In the midst of an appointment today I realized I had been shutting most of my treatment team out, with the exception of my main therapist. It became a topic of conversation today with my art therapist and it has needed to be one for a while now.
We touched on the fact that things changed between us after we did the body sculpture. That the act of having her next to my skin may have been a little too much for me, without me necessarily recognizing it.
Over the last few months I have been working on trauma and uncovering the pile of trash the city of sarah has been built on. Because it has made me sick, kept me sick, and has made it impossible to make authentic relationships with most people. This process has been so hard and so intimate that I have not let my treatment team in on the struggle to help me.

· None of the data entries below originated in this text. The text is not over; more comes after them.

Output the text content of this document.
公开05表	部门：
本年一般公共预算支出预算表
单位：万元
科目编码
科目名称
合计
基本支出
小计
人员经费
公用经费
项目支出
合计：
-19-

My doctor does not know and thus some symptoms are not fully explained. My art therapist didn't know why things had gone flat between us. My dietitian may have seen a little more but not where it was understandable. Her end was more of the body's physical response to the trauma.
I know the hospital is not the answer. It helped me tremendously the two times I have been in the last 1.5 years but I felt that this would happen when I started working on trauma again. I know that the I'll keep ending up here until we work through the issues that effect my weight. It's not about body image for me anymore. The number on the scale is more distressing because I no longer want to lose the weight. I might not like my body but it's from the point of feeling like other people are objectifying it. The acting on symptoms are more of a reaction to stress and the really hard work I've been doing.
So, I need to let my treatment team back in. So they can help me through this time and my symptoms can be looked at with full knowledge of where they're coming from.